Clinical Management of Alcohol Withdrawal
- Uncomplicated alcohol withdrawal ("shakes") begins 12-18 hours after drinking cessation.
- Symptoms peak at 24-48 hours and subside within 5-7 days.
- Minor symptoms include anxiety, tremors, nausea, vomiting, elevated blood pressure, and elevated heart rate.
- Alcoholic withdrawal seizures ("rum fits") begin 7-38 hours after cessation of drinking, peak at 24-48 hours, and present as a single burst of 1-6 generalized seizures.
- Alcoholic hallucinosis begins within 48 hours of drinking cessation with clear sensorium.
- Presents with vivid and unpleasant auditory, visual, or tactile hallucinations, and typically lasts about one week but can become chronic.
- Alcohol withdrawal delirium (delirium tremens) begins 2-3 days after drinking cessation or significant reduction of intake.
- Symptoms peak at 4-5 days and include confusion, agitation, perceptual disturbances, mild fever, and autonomic hyperarousal and can be fatal.
Management of Alcohol Withdrawal cont.
- General support includes food, hydration, medical monitoring, nutritional supplementation, and benzodiazepine use.

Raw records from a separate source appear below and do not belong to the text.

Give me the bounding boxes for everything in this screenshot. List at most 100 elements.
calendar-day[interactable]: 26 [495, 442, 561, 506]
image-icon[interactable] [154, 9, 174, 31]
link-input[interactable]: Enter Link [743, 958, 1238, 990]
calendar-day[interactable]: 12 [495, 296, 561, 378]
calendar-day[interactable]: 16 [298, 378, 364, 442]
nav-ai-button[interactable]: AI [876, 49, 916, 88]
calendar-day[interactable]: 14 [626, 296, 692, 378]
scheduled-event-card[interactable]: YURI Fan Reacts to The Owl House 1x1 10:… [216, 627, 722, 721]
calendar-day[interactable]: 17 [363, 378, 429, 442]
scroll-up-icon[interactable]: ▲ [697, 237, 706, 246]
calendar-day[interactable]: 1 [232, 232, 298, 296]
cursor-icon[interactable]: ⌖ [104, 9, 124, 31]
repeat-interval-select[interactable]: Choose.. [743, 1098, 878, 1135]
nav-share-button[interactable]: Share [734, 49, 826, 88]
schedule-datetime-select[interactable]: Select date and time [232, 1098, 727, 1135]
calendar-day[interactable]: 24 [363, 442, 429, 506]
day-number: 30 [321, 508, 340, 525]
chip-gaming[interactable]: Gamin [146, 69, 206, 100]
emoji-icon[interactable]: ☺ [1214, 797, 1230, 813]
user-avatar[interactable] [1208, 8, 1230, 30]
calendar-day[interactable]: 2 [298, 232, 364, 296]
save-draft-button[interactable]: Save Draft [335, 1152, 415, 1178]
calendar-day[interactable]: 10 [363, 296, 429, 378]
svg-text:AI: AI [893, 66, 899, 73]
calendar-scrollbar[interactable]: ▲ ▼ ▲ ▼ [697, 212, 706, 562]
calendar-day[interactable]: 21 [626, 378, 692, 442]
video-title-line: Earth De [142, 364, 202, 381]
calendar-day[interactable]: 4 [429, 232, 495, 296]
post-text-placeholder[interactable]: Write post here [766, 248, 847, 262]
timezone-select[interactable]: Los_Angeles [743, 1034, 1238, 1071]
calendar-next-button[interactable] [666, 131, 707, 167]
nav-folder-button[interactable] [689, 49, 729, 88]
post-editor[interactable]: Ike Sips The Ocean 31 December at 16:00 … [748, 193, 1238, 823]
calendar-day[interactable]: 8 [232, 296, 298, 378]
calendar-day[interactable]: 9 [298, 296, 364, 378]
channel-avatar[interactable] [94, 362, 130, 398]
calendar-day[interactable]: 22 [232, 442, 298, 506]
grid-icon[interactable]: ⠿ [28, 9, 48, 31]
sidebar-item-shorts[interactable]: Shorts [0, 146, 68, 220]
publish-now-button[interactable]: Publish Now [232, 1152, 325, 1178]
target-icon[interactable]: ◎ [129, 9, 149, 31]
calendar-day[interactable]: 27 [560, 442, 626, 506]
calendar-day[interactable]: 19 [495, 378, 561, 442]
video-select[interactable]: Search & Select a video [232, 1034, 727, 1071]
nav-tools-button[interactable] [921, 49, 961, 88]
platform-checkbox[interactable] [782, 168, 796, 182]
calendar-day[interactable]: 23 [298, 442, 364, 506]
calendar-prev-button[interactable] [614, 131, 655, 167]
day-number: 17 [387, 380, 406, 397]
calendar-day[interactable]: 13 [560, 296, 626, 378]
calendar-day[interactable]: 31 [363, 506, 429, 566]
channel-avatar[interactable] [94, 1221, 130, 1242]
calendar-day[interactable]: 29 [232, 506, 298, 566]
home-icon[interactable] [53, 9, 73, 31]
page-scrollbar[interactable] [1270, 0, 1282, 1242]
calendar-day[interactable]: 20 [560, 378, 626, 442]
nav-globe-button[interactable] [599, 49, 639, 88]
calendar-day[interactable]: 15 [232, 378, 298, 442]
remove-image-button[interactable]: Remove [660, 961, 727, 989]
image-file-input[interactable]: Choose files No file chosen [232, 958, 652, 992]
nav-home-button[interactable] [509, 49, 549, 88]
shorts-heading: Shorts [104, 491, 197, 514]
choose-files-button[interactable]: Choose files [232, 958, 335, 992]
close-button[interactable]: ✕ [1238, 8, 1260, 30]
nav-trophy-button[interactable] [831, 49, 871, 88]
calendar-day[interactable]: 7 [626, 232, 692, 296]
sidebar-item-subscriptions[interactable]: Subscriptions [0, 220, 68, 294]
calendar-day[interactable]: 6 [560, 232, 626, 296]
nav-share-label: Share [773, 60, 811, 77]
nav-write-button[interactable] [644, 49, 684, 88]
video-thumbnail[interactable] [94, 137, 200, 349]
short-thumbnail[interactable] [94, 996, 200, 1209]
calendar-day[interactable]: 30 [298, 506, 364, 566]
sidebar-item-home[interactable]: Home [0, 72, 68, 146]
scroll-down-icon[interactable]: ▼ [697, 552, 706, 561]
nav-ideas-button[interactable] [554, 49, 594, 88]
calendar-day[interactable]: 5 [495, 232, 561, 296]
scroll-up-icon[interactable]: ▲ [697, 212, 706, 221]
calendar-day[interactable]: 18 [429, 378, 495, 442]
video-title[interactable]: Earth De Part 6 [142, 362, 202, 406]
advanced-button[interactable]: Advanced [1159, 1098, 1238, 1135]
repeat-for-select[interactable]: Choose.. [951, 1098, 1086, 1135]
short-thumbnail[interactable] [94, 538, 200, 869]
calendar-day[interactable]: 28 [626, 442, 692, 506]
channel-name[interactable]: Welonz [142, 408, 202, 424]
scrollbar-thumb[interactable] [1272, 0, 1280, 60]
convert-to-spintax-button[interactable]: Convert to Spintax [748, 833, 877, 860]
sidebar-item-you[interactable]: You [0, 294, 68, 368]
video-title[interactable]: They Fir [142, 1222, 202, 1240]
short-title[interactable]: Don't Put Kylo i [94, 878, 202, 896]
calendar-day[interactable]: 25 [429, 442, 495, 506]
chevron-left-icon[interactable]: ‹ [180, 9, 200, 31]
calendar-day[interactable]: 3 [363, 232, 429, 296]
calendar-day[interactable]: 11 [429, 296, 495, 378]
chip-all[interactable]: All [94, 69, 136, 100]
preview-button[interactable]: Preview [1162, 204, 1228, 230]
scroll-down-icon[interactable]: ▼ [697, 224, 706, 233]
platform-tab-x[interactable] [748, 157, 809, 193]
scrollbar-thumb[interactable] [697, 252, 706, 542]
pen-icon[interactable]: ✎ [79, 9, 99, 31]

- Uncomplicated withdrawal can be managed as an outpatient.
- Longer-acting benzodiazepines such as chlordiazepoxide, clonazepam, or diazepam are preferred.
- Hospitalization is recommended in those with a history of severe withdrawal symptoms, comorbid medical disorders, depression, suicidal ideation, or poor social support.
- Nutritional supplementation includes an adequate diet, oral thiamine 100 mg daily, folic acid 1 mg daily, and thiamine given before loading glucose.
Benzodiazepine Dosing
- With symptom triggered management, medication is given based on signs and symptoms of withdrawal.
- Clinical Institute Withdrawal Assessment for Alcohol Scale Revised (CIWA-Ar) used for patient assessment.
- With fixed dosing, medication is given on a predetermined schedule.
- Fixed dosing is better for those with severe withdrawal symptoms.
- Additional doses are given for breakthrough signs or symptoms.
- CIWA can be used to monitor withdrawal state.
- Includes anti-nausea agents, non-steroidal anti-inflammatory drugs, loperamide, and antipsychotics for hallucinations.
Rehabilitation
- The goal is for the patient to remain sober and for coexisting disorders to be identified and treated.
- Treatment should include providing a proper diagnosis.
- There should be individual therapy for triggers and learning coping strategies.
- Motivational interviewing can be used.
- Group therapy can be used to see problems mirrored in others.
- Patients should be encouraged to attend Alcoholics Anonymous (12-step program).
- Includes family therapy.
- Includes programs taking place in residential or outpatient settings.
- Better prognosis is associated with stable marriage, employment, fewer co-occurring psychiatric disorders, and no family history of alcoholism.
FDA Approved Medications
- Disulfiram inhibits aldehyde dehydrogenase, causing accumulation of acetaldehyde, nausea, vomiting, palpitations, and hypotension to deter alcohol use.
- Individuals must be motivated to avoid alcohol.
- Naltrexone acts as a µ-opioid antagonist, which reduces the pleasurable effects of and craving for alcohol.
- Naltrexone can cause nausea, headache, and anxiety/sedation.
- Black-box warning to not administer to individuals with severe liver disease as periodic monitoring of liver enzymes must be performed.
- Available in a long-acting injectable formulation.
- Acamprosate is a glutamate receptor modulator that decreases cravings, though side effects include headache, diarrhea, flatulence and nausea.
- Taken in three divided doses, which may reduce compliance.